Still, anyone that grew up in the suburbs will likely have some flashbacks as we watch the family attempt to coordinate their lives around their two cars--necessary for their new life in the far-flung 'burbs.

Friday, April 1, 2011

A Tale of Two Transit Companies: TTC vs. TransLink


TransLink is an entirely different beast from the TTC.

The TTC is run by a board of nine Toronto city councillors, while TransLink is a regional transportation authority of Metro Vancouver, encompassing several municipalities in the region (much like pre-amalgamated Toronto's regional governance structure). TransLink is constructed of a mayors council (made up of twenty-two mayors of communities around and including Vancouver), an appointed board of directors, and a regional transportation commissioner that is supposed to oversee the process.

Also, unlike the TTC, TransLink is responsible for much more than busses and SkyTrain, and has its hand in bikes and roads as well, meaning that it is well-suited for more comprehensive planning strategies that encompass different forms of travel.

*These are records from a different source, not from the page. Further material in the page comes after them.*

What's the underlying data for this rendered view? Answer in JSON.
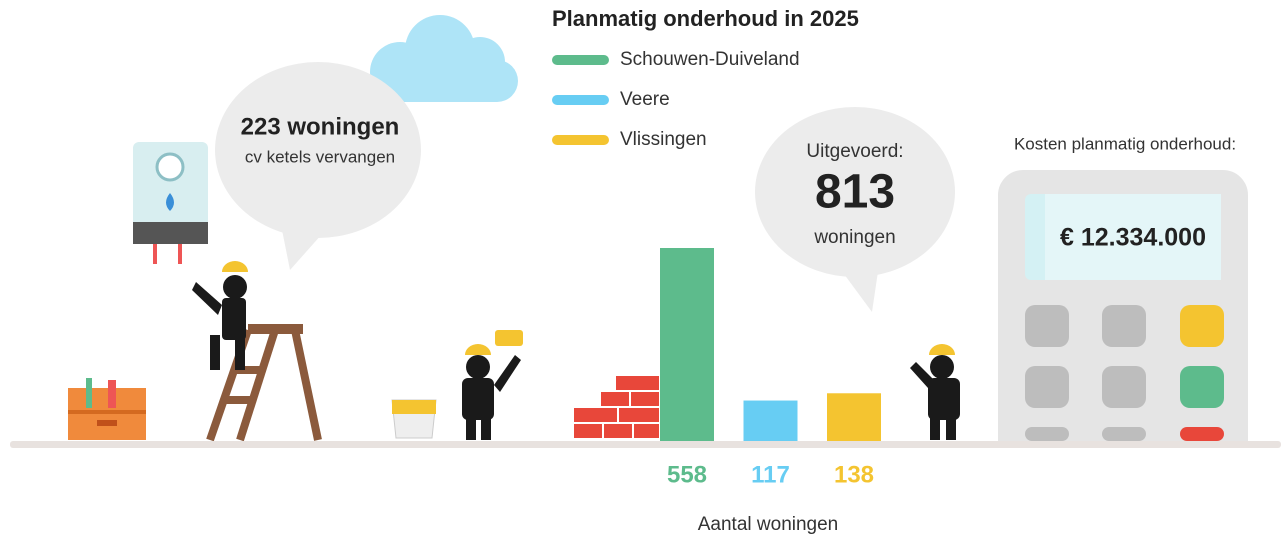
{
  "chart_data": {
    "type": "bar",
    "title": "Planmatig onderhoud in 2025",
    "xlabel": "Aantal woningen",
    "categories": [
      null
    ],
    "series": [
      {
        "name": "Schouwen-Duiveland",
        "color": "#5dbb8c",
        "values": [
          558
        ]
      },
      {
        "name": "Veere",
        "color": "#67cdf3",
        "values": [
          117
        ]
      },
      {
        "name": "Vlissingen",
        "color": "#f4c430",
        "values": [
          138
        ]
      }
    ],
    "annotations": [
      {
        "text": "223 woningen"
      },
      {
        "text": "cv ketels vervangen"
      },
      {
        "text": "Uitgevoerd:"
      },
      {
        "text": "813"
      },
      {
        "text": "woningen"
      },
      {
        "text": "Kosten planmatig onderhoud:"
      },
      {
        "text": "€ 12.334.000"
      }
    ]
  }
}
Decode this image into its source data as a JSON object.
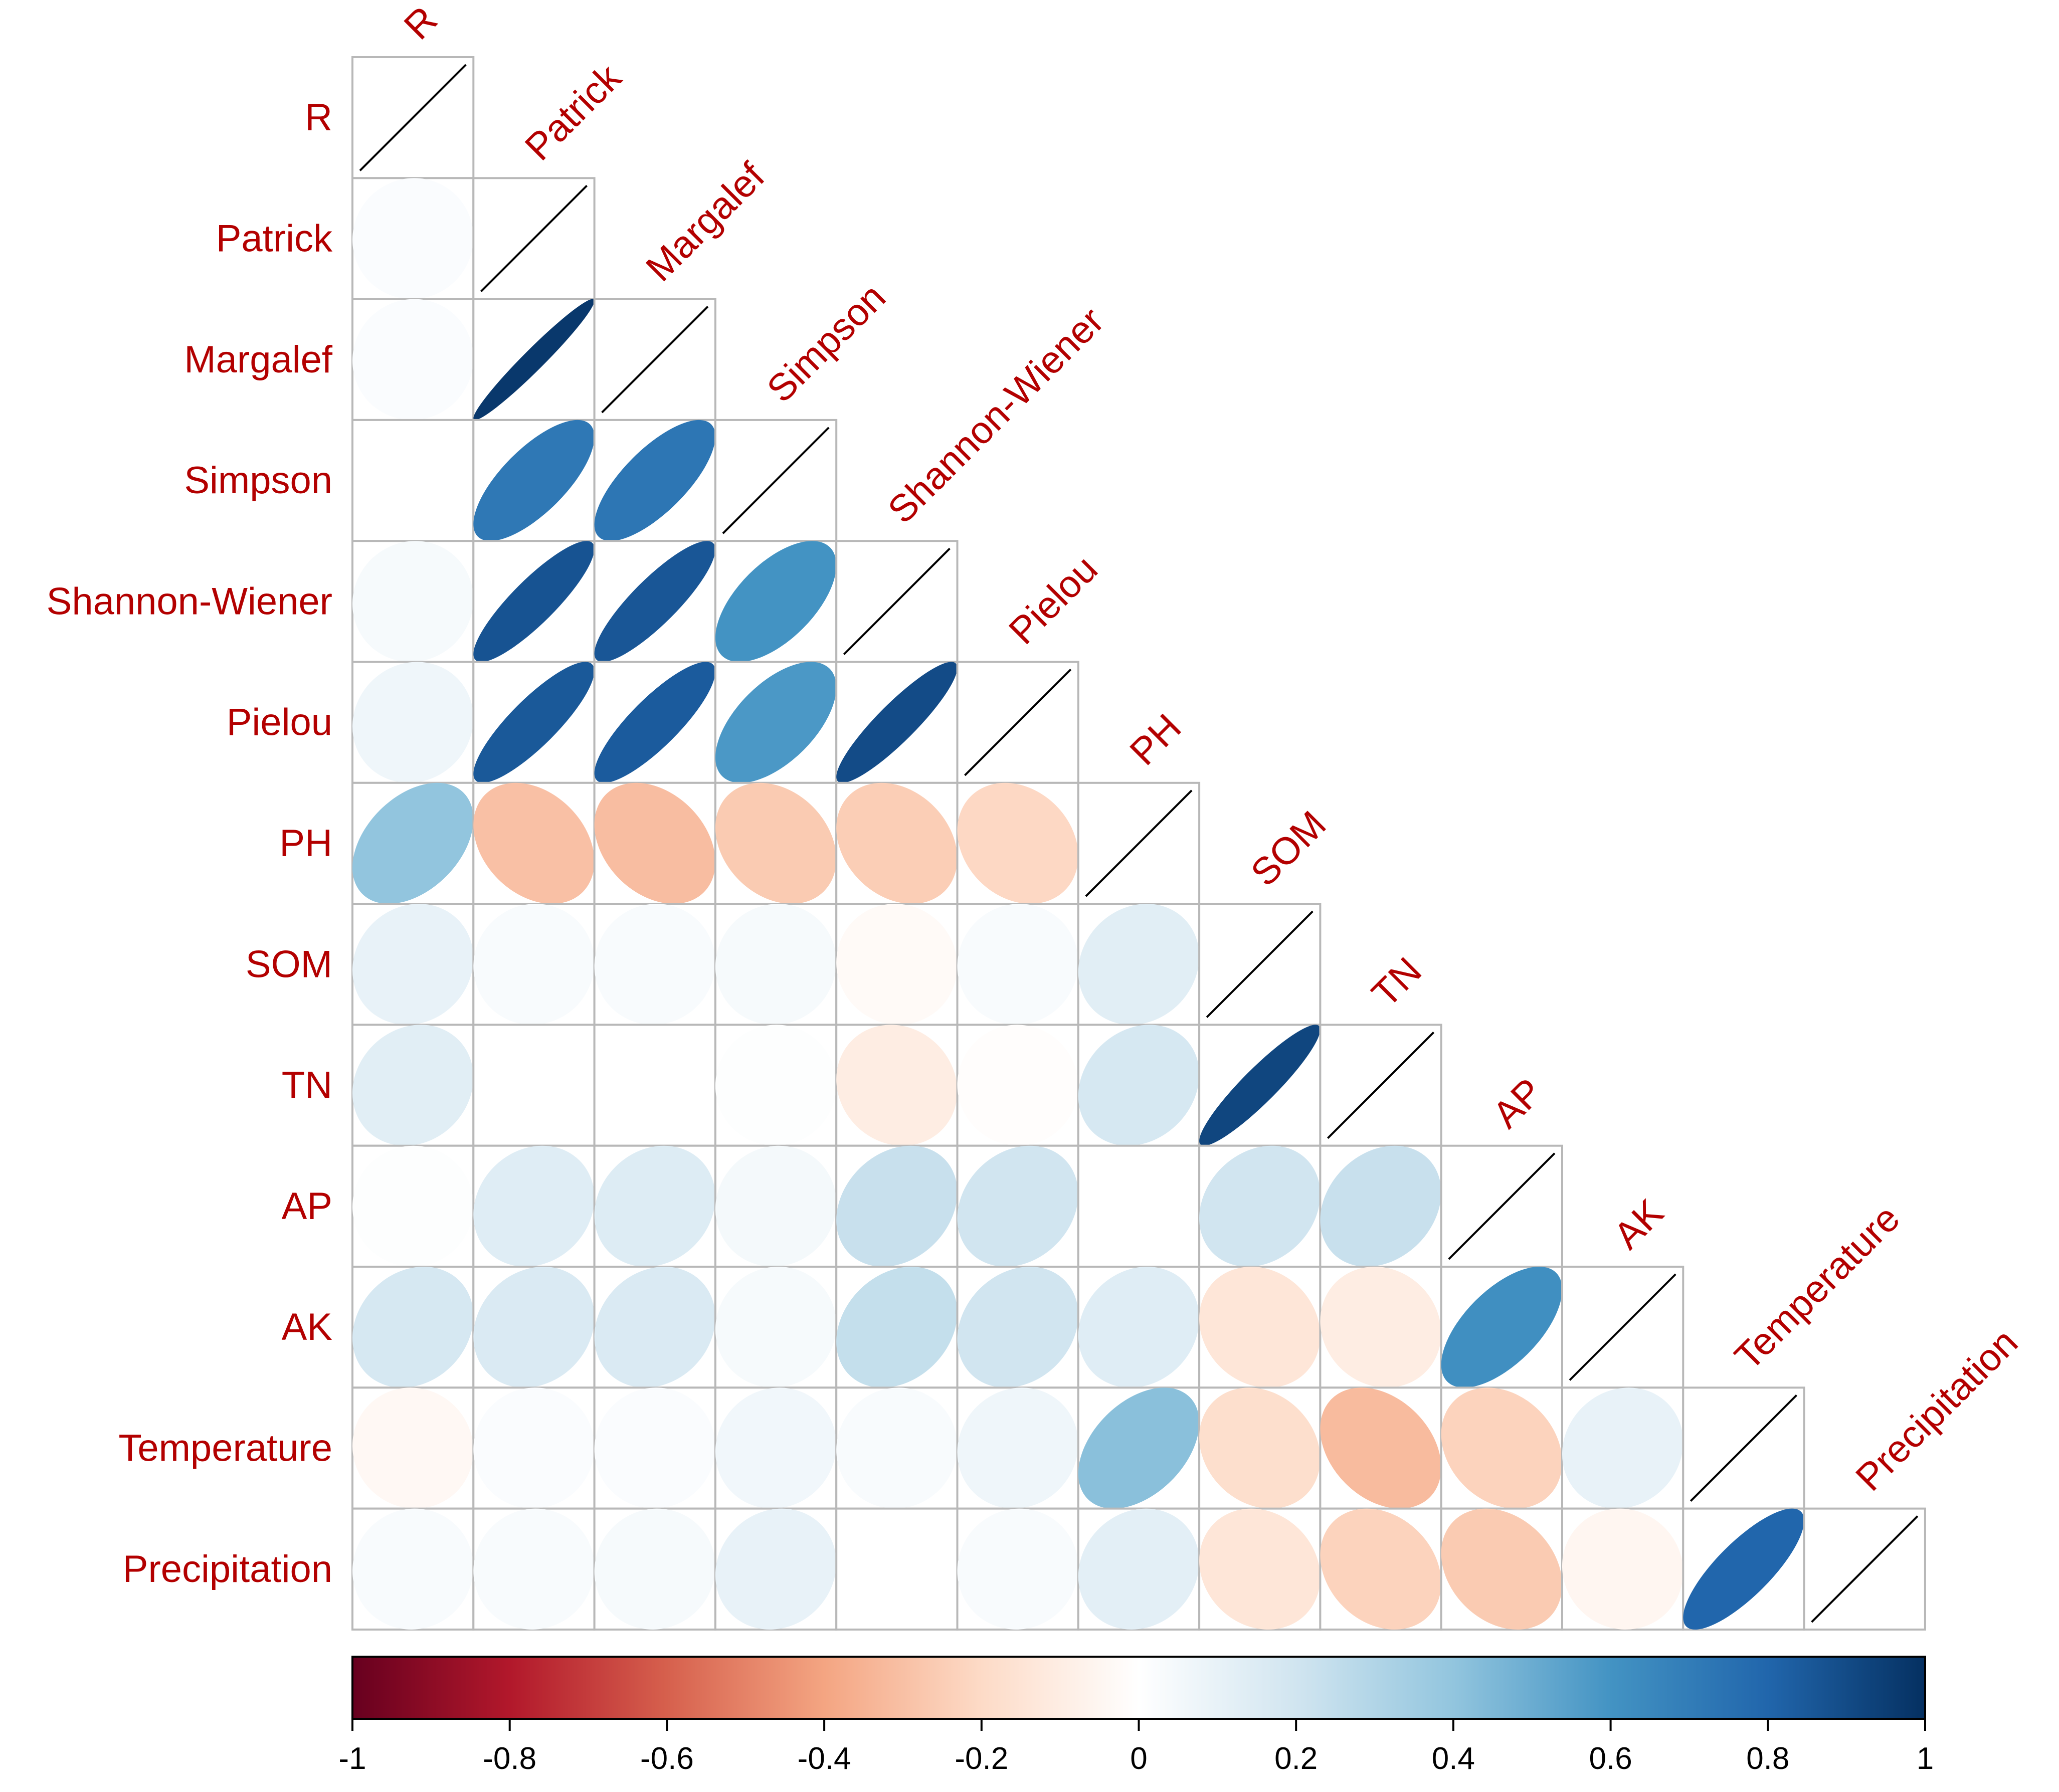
{
  "chart_data": {
    "type": "heatmap",
    "subtype": "correlation-ellipse-lower-triangle",
    "variables": [
      "R",
      "Patrick",
      "Margalef",
      "Simpson",
      "Shannon-Wiener",
      "Pielou",
      "PH",
      "SOM",
      "TN",
      "AP",
      "AK",
      "Temperature",
      "Precipitation"
    ],
    "matrix": [
      [
        1.0,
        0.02,
        0.02,
        0.0,
        0.04,
        0.07,
        0.4,
        0.1,
        0.13,
        0.01,
        0.18,
        -0.04,
        0.03
      ],
      [
        0.02,
        1.0,
        0.97,
        0.72,
        0.87,
        0.85,
        -0.3,
        0.03,
        0.0,
        0.14,
        0.16,
        0.02,
        0.03
      ],
      [
        0.02,
        0.97,
        1.0,
        0.73,
        0.86,
        0.84,
        -0.31,
        0.03,
        0.0,
        0.15,
        0.16,
        0.02,
        0.04
      ],
      [
        0.0,
        0.72,
        0.73,
        1.0,
        0.6,
        0.58,
        -0.26,
        0.04,
        0.01,
        0.05,
        0.04,
        0.06,
        0.1
      ],
      [
        0.04,
        0.87,
        0.86,
        0.6,
        1.0,
        0.9,
        -0.25,
        -0.03,
        -0.1,
        0.23,
        0.24,
        0.03,
        0.0
      ],
      [
        0.07,
        0.85,
        0.84,
        0.58,
        0.9,
        1.0,
        -0.21,
        0.03,
        -0.01,
        0.2,
        0.2,
        0.07,
        0.03
      ],
      [
        0.4,
        -0.3,
        -0.31,
        -0.26,
        -0.25,
        -0.21,
        1.0,
        0.13,
        0.18,
        0.0,
        0.14,
        0.42,
        0.12
      ],
      [
        0.1,
        0.03,
        0.03,
        0.04,
        -0.03,
        0.03,
        0.13,
        1.0,
        0.92,
        0.2,
        -0.14,
        -0.18,
        -0.14
      ],
      [
        0.13,
        0.0,
        0.0,
        0.01,
        -0.1,
        -0.01,
        0.18,
        0.92,
        1.0,
        0.23,
        -0.1,
        -0.32,
        -0.23
      ],
      [
        0.01,
        0.14,
        0.15,
        0.05,
        0.23,
        0.2,
        0.0,
        0.2,
        0.23,
        1.0,
        0.62,
        -0.23,
        -0.26
      ],
      [
        0.18,
        0.16,
        0.16,
        0.04,
        0.24,
        0.2,
        0.14,
        -0.14,
        -0.1,
        0.62,
        1.0,
        0.1,
        -0.05
      ],
      [
        -0.04,
        0.02,
        0.02,
        0.06,
        0.03,
        0.07,
        0.42,
        -0.18,
        -0.32,
        -0.23,
        0.1,
        1.0,
        0.8
      ],
      [
        0.03,
        0.03,
        0.04,
        0.1,
        0.0,
        0.03,
        0.12,
        -0.14,
        -0.23,
        -0.26,
        -0.05,
        0.8,
        1.0
      ]
    ],
    "colorbar": {
      "min": -1,
      "max": 1,
      "ticks": [
        "-1",
        "-0.8",
        "-0.6",
        "-0.4",
        "-0.2",
        "0",
        "0.2",
        "0.4",
        "0.6",
        "0.8",
        "1"
      ],
      "orientation": "horizontal",
      "placement": "bottom"
    },
    "colors": {
      "label": "#b30000",
      "negative_end": "#67001f",
      "positive_end": "#053061",
      "midpoint": "#ffffff",
      "grid": "#b8b8b8",
      "diagonal_line": "#000000"
    }
  }
}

While Toronto gets jerked around by politicians who enjoy sticking their finger in the transportation pot and stirring it around, Metro Vancouver's regional structure means there is less opportunity for a single mayor's whim to vastly derail plans. TransLink is far from perfect, however, and there is always concern about funding and delays in project timing (the Evergreen Line has been on the books for quite some time and still seems hazy), but the regional structure means that decisions are negotiated between many mayors. However, that same regional structure leaves some municipalities feeling as though they're not getting an equal piece of the transit pie, causing squabbles to break out about what transit lines should have priority and which municipalities they serve.

But it's not just the structure, scope and governance of the two transit companies that makes them so different, it's the approach to public consultation. My impression with the TTC and transit planning in Toronto, is that Torontonians are told what kind of transit they are getting instead of being involved in the conversation. David Miller says Toronto is getting a light-rail network, so Toronto is getting a light-rail network. Then Rob Ford says everything has to be underground, so everything has to be underground. Presto, change-o.

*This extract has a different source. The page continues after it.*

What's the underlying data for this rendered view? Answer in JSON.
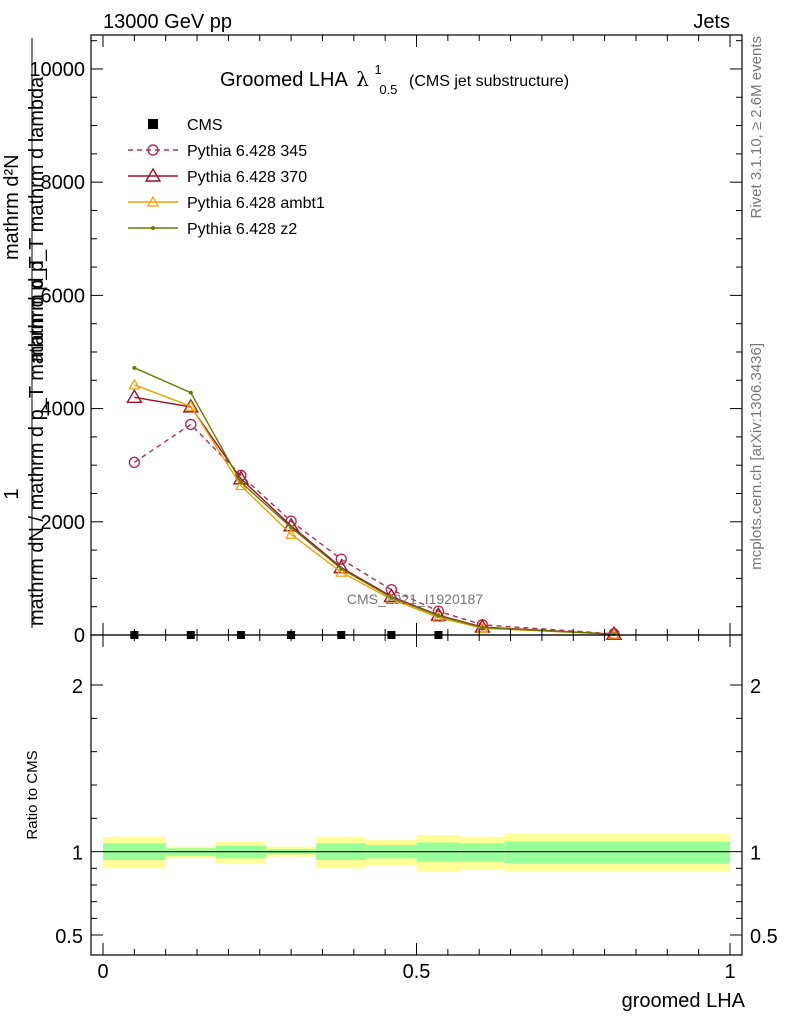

This week, TransLink released their UBC-Broadway corridor alternatives study, which is the second phase in a public consultation and planning process that seeks to find the best solution to rapid transit for the busy Broadway corridor. The website, which includes seven alternatives complete with easily understood graphics and comparisons, seeks public input on which one speaks to Vancouverite's needs the most. After the disastrous public relations fiasco that was the Canada Line, which saw law-suits as construction ripped up Cambie for far longer than TransLink originally said, it seems TransLink has learned that the way to a more successful project is to get people on board early and make them feel they have a say it the outcome.

It's a stark difference from the way transit planning takes place within the TTC, where public consultation seems to be more about disseminating information on already made decisions. Small concessions over station entrances/exits might be made, but all the major planning decisions have already been carved in stone--that is, until a new mayor says never mind.

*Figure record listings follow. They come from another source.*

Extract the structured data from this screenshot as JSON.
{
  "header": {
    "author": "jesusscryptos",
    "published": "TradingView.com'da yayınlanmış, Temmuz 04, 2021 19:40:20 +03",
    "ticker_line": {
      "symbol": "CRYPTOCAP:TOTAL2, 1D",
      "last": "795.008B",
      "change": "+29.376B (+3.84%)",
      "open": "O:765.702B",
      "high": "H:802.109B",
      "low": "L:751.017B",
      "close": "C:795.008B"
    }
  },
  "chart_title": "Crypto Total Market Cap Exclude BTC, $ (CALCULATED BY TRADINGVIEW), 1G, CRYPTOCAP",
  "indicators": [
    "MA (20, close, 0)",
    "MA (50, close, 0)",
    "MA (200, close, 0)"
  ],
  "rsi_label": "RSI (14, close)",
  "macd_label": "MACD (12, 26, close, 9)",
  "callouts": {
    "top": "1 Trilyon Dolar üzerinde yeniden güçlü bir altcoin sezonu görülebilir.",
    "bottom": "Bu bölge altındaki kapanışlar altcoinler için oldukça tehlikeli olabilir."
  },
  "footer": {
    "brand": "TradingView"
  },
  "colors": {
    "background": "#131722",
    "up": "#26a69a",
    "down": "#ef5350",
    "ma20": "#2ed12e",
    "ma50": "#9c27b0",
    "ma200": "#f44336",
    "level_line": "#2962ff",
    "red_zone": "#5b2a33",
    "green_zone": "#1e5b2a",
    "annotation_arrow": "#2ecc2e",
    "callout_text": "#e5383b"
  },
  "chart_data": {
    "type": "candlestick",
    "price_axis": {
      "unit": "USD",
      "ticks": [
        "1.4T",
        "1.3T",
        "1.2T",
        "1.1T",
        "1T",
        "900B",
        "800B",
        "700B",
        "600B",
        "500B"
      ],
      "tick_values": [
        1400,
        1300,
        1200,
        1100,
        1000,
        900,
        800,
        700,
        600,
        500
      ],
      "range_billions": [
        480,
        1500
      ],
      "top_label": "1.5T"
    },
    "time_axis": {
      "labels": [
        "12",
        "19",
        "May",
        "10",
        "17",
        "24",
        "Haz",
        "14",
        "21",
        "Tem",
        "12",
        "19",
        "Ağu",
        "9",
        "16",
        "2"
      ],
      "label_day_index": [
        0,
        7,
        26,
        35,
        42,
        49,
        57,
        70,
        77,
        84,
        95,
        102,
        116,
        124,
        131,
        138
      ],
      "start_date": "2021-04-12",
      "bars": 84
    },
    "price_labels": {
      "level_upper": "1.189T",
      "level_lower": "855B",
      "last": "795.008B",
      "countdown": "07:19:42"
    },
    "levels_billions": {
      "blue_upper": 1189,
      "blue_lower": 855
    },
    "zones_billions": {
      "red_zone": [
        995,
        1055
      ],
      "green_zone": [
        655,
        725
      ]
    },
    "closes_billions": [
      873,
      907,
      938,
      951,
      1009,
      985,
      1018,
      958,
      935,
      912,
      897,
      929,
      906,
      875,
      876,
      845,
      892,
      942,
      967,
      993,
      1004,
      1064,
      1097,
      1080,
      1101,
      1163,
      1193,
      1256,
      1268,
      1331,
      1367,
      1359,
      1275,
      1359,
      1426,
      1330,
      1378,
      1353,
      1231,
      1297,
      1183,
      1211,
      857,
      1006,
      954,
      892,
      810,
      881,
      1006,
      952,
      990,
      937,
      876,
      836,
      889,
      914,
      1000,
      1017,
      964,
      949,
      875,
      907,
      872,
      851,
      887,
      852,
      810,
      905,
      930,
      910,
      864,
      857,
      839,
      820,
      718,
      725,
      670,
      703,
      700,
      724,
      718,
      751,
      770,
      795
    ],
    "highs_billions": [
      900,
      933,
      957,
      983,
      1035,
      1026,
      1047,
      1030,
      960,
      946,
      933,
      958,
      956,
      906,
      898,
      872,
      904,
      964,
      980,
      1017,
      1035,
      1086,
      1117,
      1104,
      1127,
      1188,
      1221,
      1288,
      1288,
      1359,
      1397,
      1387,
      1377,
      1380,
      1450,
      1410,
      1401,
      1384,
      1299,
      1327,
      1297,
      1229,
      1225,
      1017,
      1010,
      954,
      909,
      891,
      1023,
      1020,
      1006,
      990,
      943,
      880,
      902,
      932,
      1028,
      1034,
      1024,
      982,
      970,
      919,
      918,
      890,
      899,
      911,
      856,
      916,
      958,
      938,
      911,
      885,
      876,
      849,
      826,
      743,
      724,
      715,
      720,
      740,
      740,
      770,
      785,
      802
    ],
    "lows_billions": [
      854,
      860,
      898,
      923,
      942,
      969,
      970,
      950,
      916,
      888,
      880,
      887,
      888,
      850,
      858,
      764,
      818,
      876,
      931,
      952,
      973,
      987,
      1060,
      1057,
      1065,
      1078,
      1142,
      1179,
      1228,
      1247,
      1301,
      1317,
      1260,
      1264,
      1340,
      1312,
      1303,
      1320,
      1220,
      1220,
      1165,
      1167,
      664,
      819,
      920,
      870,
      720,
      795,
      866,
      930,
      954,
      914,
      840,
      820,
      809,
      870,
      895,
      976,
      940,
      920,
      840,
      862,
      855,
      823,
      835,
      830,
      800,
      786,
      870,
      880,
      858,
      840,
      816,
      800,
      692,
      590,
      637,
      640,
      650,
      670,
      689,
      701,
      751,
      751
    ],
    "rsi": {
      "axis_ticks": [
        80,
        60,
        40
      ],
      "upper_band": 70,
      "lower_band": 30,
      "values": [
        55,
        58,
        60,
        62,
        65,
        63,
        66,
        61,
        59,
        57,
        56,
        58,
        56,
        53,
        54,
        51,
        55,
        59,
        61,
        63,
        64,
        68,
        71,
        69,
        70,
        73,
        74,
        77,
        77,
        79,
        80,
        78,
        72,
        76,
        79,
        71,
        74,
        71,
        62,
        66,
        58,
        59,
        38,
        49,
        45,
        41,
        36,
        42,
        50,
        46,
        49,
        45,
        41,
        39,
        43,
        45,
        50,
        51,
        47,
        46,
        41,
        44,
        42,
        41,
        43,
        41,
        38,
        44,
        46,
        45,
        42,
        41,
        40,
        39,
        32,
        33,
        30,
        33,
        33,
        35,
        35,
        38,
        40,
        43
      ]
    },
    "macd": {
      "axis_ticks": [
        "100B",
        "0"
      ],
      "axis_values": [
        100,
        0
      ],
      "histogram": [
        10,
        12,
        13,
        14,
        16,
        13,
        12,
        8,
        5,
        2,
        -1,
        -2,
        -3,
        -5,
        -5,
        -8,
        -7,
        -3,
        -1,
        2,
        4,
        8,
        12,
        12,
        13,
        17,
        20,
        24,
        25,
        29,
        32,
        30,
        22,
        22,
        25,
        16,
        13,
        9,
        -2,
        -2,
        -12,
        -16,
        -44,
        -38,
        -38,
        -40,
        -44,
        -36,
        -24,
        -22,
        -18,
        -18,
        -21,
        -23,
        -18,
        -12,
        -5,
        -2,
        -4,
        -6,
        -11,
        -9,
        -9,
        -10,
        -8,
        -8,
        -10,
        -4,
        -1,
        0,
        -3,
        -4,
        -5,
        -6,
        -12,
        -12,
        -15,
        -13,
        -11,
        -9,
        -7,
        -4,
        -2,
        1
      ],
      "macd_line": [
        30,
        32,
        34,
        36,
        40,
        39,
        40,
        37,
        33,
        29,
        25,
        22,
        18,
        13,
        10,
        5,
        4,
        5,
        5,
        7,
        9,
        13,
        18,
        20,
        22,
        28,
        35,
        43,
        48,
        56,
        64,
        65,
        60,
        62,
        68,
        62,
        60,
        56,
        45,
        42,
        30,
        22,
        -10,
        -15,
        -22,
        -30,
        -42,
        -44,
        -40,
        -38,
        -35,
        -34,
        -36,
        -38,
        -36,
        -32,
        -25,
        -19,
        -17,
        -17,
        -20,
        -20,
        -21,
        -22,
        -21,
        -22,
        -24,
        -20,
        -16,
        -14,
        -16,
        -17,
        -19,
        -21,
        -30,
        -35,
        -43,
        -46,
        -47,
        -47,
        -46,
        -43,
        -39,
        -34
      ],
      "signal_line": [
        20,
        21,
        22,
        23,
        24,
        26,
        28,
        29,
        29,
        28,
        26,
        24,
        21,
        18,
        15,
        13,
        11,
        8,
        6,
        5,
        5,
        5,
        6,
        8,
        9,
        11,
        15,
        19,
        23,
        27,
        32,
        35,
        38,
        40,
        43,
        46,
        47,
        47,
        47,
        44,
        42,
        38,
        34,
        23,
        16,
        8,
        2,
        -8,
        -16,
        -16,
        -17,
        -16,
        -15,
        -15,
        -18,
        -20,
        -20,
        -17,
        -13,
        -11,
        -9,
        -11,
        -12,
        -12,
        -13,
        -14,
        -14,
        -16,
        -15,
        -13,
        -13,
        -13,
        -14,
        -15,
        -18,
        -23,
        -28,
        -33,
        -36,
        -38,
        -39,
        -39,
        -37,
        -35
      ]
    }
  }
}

It's been frustrating the last few weeks watching Rob Ford sweep away years of transit planning in Toronto with seemingly little official opposition, and then propose a privately-financed scheme that is shockingly fiscally irresponsible for a politician so focussed on fiscal responsibility. Transit planning and construction usually takes more than one political term in office, so if each successive mayor decided to rejig the transportation system to his or her personal preferences, Toronto would end up with an abundance of transit dreams and little else.

I like drawing transit lines on paper too, but eventually someone needs to actually build them.